What followed, in a windowless room at the main police station, felt like a bad cop movie. "Who are you really?" the bespectacled inspector wearing a khaki uniform and a smug grin asked me over and over, as if my passport, press credentials, and stacks of notes about Fiji Water weren’t sufficient clues to my identity. (My iPod, he surmised tensely, was "good for transmitting information.") I asked him to call my editors, even a UN official who could vouch for me. "Shut up!" he snapped. He rifled through my bags, read my notebooks and emails. "I’d hate to see a young lady like you go into a jail full of men," he averred, smiling grimly. "You know what happened to women during the 2000 coup, don’t you?"
Eventually, it dawned on me that his concern wasn’t just with my potentially seditious emails; he was worried that my reporting would taint the Fiji Water brand. "Who do you work for, another water company?
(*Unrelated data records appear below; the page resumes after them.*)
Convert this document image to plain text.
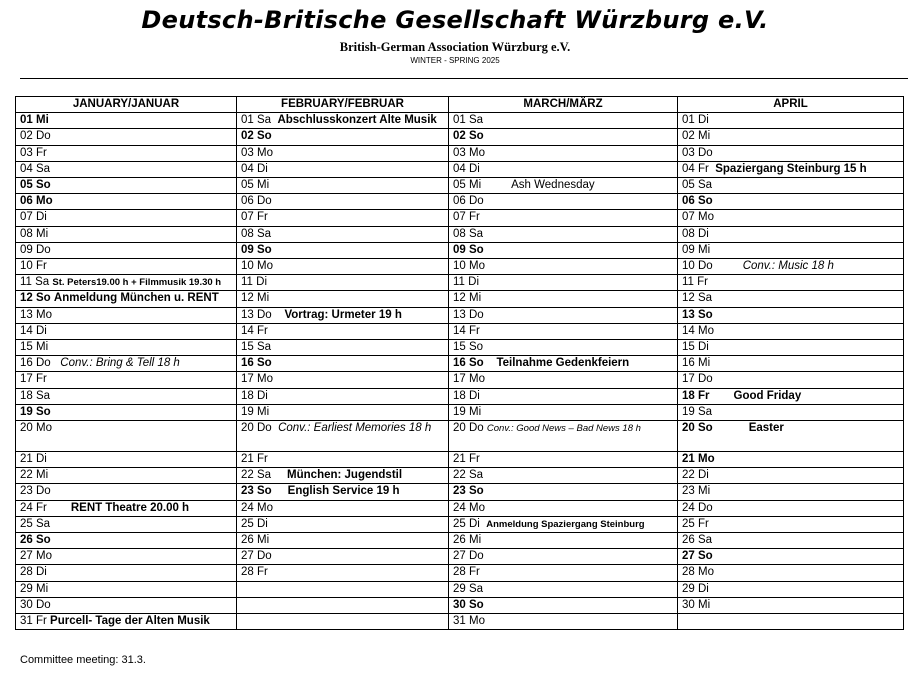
Deutsch-Britische Gesellschaft Würzburg e.V.
British-German Association Würzburg e.V.
WINTER - SPRING 2025
JANUARY/JANUAR	FEBRUARY/FEBRUAR	MARCH/MÄRZ	APRIL
01 Mi	01 Sa Abschlusskonzert Alte Musik	01 Sa	01 Di
02 Do	02 So	02 So	02 Mi
03 Fr	03 Mo	03 Mo	03 Do
04 Sa	04 Di	04 Di	04 Fr Spaziergang Steinburg 15 h
05 So	05 Mi	05 Mi Ash Wednesday	05 Sa
06 Mo	06 Do	06 Do	06 So
07 Di	07 Fr	07 Fr	07 Mo
08 Mi	08 Sa	08 Sa	08 Di
09 Do	09 So	09 So	09 Mi
10 Fr	10 Mo	10 Mo	10 Do Conv.: Music 18 h
11 Sa St. Peters19.00 h + Filmmusik 19.30 h	11 Di	11 Di	11 Fr
12 So Anmeldung München u. RENT	12 Mi	12 Mi	12 Sa
13 Mo	13 Do Vortrag: Urmeter 19 h	13 Do	13 So
14 Di	14 Fr	14 Fr	14 Mo
15 Mi	15 Sa	15 So	15 Di
16 Do Conv.: Bring & Tell 18 h	16 So	16 So Teilnahme Gedenkfeiern	16 Mi
17 Fr	17 Mo	17 Mo	17 Do
18 Sa	18 Di	18 Di	18 Fr Good Friday
19 So	19 Mi	19 Mi	19 Sa
20 Mo	20 Do Conv.: Earliest Memories 18 h	20 Do Conv.: Good News – Bad News 18 h	20 So Easter
21 Di	21 Fr	21 Fr	21 Mo
22 Mi	22 Sa München: Jugendstil	22 Sa	22 Di
23 Do	23 So English Service 19 h	23 So	23 Mi
24 Fr RENT Theatre 20.00 h	24 Mo	24 Mo	24 Do
25 Sa	25 Di	25 Di Anmeldung Spaziergang Steinburg	25 Fr
26 So	26 Mi	26 Mi	26 Sa
27 Mo	27 Do	27 Do	27 So
28 Di	28 Fr	28 Fr	28 Mo
29 Mi		29 Sa	29 Di
30 Do		30 So	30 Mi
31 Fr Purcell- Tage der Alten Musik		31 Mo	
Committee meeting: 31.3.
It would be good to come here and try to take away Fiji Water’s business, wouldn’t it?" Then he switched tacks and offered to protect me-from other Fijian officials, who he said would soon be after me-by letting me go so I could leave the country. I walked out into the muggy morning, hid in a stairwell, and called a Fijian friend. Within minutes, a US Embassy van was speeding toward me on the seawall.
Until that day, I hadn’t fully appreciated the paranoia of Fiji’s military regime. The junta had been declared unconstitutional the previous week by the country’s second highest court; in response it had abolished the judiciary, banned unauthorized public gatherings, delayed elections until 2014, and clamped down on the media. (Only the "journalism of hope" is now permitted.) The prime minister, Commodore Frank Bainimarama, promised to root out corruption and bring democracy to a country that has seen four coups in the past 25 years; the government said it will start working on a new constitution in 2012.
The slogan on Fiji Water’s website-"And remember this-we saved you a trip to Fiji"-suddenly felt like a dark joke. Every day, more soldiers showed up on the streets. When I called the courthouse, not a single official would give me his name. Even tour guides were running scared-one told me that one of his colleagues had been picked up and beaten for talking politics with tourists. When I later asked Fiji Water spokesman Rob Six what the company thought of all this, he said the policy was not to comment on the government "unless something really affects us."